TTL dan KSOP Tanjung Perak Luncurkan EAZI, Pangkas Waktu Tunggu Kapal hingga 2 Jam

SURABAYA – PT Terminal Teluk Lamong (TTL) bersama Kantor Kesyahbandaran dan Otoritas Pelabuhan (KSOP) Utama Tanjung Perak menyosialisasikan program Optimalisasi Pemanfaatan Zona Labuh atau Express Anchorage Zone Service (EAZI). Inisiatif ini dibarengi dengan pembaruan Sistem Operasional dan Prosedur (SISPRO) pelayanan jasa pemanduan dan penundaan kapal guna merespons kepadatan lalu lintas di Perairan Wajib Pandu Kelas I Tanjung Perak.

Langkah strategis tersebut bertujuan meningkatkan standar keselamatan pelayaran sekaligus mendorong efisiensi layanan, khususnya di terminal petikemas yang dikelola TTL, yakni TPK Teluk Lamong, TPK Berlian, dan TPK Nilam.

Sosialisasi ini dihadiri oleh berbagai pemangku kepentingan kepelabuhanan, antara lain KSOP Utama Tanjung Perak, Distrik Navigasi Tipe A Kelas I Tanjung Perak, KSOP Kelas II Gresik, Pelindo Regional 3 Sub Regional Jawa, serta asosiasi pengguna jasa seperti INSA dan ISAA.

Direktur Utama PT Terminal Teluk Lamong, David Pandapotan Sirait, menegaskan bahwa keberhasilan inovasi di pelabuhan sangat ditentukan oleh kolaborasi yang solid antar pemangku kepentingan. Ia mengapresiasi sinergi yang telah terjalin sehingga implementasi program EAZI berjalan lancar.
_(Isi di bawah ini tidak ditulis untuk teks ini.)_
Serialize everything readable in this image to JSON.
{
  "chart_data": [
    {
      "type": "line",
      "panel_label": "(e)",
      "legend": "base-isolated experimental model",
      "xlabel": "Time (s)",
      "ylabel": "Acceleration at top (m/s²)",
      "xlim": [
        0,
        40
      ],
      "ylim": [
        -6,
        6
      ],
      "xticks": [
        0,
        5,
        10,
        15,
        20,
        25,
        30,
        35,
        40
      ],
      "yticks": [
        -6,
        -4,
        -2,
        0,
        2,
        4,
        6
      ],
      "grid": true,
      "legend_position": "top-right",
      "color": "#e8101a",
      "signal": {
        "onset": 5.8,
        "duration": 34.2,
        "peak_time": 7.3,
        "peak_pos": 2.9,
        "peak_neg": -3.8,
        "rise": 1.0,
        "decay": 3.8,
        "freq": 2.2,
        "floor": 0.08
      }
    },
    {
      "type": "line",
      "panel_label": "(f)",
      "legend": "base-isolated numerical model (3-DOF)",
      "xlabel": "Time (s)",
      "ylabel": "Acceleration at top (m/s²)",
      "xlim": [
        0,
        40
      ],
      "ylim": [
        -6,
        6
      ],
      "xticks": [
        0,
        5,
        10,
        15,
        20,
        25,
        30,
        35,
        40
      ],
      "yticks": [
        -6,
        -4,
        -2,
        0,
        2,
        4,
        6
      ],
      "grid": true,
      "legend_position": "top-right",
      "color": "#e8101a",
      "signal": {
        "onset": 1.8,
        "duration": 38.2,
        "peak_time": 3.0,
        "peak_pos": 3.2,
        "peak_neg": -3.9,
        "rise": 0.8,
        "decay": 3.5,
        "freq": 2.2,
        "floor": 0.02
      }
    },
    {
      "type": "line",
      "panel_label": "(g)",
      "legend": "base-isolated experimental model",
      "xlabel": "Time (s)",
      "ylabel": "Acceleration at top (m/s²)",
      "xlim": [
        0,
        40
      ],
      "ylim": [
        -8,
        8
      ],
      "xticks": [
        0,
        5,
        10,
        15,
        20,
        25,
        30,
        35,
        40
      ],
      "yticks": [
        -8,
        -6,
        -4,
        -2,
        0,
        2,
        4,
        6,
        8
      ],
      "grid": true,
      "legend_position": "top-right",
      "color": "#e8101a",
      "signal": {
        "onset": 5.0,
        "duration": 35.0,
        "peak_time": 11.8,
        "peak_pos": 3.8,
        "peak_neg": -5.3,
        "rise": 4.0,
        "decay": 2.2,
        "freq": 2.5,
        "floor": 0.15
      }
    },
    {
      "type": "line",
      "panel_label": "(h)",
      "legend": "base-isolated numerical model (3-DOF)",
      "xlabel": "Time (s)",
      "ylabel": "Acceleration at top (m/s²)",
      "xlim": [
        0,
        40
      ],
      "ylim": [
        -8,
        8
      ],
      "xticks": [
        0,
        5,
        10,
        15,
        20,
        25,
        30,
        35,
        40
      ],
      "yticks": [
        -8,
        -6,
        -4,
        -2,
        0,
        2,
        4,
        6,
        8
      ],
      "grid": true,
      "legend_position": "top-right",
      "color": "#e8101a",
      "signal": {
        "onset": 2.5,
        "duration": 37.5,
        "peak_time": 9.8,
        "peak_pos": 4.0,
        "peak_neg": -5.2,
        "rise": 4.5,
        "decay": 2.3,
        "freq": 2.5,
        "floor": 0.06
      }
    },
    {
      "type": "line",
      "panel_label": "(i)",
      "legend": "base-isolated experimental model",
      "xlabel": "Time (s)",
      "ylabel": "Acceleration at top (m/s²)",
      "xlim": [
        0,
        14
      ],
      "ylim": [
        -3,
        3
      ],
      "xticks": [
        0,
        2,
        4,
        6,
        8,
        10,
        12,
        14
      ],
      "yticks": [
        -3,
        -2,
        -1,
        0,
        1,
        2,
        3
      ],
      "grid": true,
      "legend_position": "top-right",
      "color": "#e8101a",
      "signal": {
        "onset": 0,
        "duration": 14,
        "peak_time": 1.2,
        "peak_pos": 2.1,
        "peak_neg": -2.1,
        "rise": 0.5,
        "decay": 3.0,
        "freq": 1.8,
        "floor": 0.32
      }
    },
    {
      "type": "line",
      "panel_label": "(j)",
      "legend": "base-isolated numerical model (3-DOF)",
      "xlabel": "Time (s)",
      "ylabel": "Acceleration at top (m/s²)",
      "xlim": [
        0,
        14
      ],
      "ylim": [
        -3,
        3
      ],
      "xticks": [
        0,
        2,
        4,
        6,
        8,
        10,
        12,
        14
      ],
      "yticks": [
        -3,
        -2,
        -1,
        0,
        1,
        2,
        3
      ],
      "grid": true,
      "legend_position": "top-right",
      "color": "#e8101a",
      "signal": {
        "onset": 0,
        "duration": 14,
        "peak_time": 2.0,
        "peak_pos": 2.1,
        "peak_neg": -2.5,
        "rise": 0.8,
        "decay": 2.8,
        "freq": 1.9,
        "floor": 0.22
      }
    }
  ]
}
“Kolaborasi ini memastikan setiap tahapan program optimalisasi Zona Labuh 2 dapat memberikan efisiensi nyata, khususnya melalui pengurangan waktu ship to ship dan port stay,” ujarnya.

Dalam sosialisasi tersebut juga dipaparkan ketentuan teknis layanan EAZI, di antaranya panjang kapal maksimal (LOA) 150 meter, waktu tunggu maksimal enam jam sejak berlabuh, serta proses ship to ship antara kapal lepas dan kapal yang akan sandar dibatasi maksimal satu jam.

Program ini juga mengedepankan transparansi dan digitalisasi layanan melalui integrasi pelaporan secara real-time antara sistem Inaportnet milik Kementerian Perhubungan, khususnya Direktorat Jenderal Perhubungan Laut, dengan platform Phinnisi milik PT Pelabuhan Indonesia (Persero).

Upaya ini menjadi bagian dari visi TTL dalam mewujudkan ekosistem smart port yang mampu menekan waktu tunggu kapal (waiting time) dan biaya logistik nasional.

Kepala KSOP Utama Tanjung Perak, Agustinus Maun, menyampaikan optimisme terhadap implementasi EAZI. Menurutnya, optimalisasi Zona Labuh 2 akan membuat pelayanan kapal lebih efektif serta mendorong peningkatan volume petikemas dan pertumbuhan ekonomi Jawa Timur.

“Tugas utama KSOP adalah memperlancar arus barang dan orang. Melalui EAZI, operasional kapal menjadi lebih efisien dan akuntabel,” tegasnya.

Dari sisi pengguna jasa, layanan EAZI dinilai mampu memberikan dampak signifikan. Waktu transisi kapal dari lepas sandar hingga kembali sandar yang sebelumnya mencapai 4–6 jam kini ditargetkan dapat dipangkas menjadi maksimal dua jam tanpa mengabaikan aspek keselamatan.

Perwakilan PT SPIL, Harmin, menyatakan dukungannya terhadap inovasi tersebut. Ia menilai EAZI sebagai solusi konkret dalam menekan waktu proses ship to ship dan port stay, sehingga arus barang dapat semakin lancar.

Melalui optimalisasi layanan ini, TTL berharap EAZI menjadi katalisator positif bagi pertumbuhan ekonomi Jawa Timur. Dengan arus logistik yang semakin efisien, perusahaan optimistis dapat terus berkontribusi dalam meningkatkan throughput petikemas serta efektivitas rantai pasok di wilayah tersebut.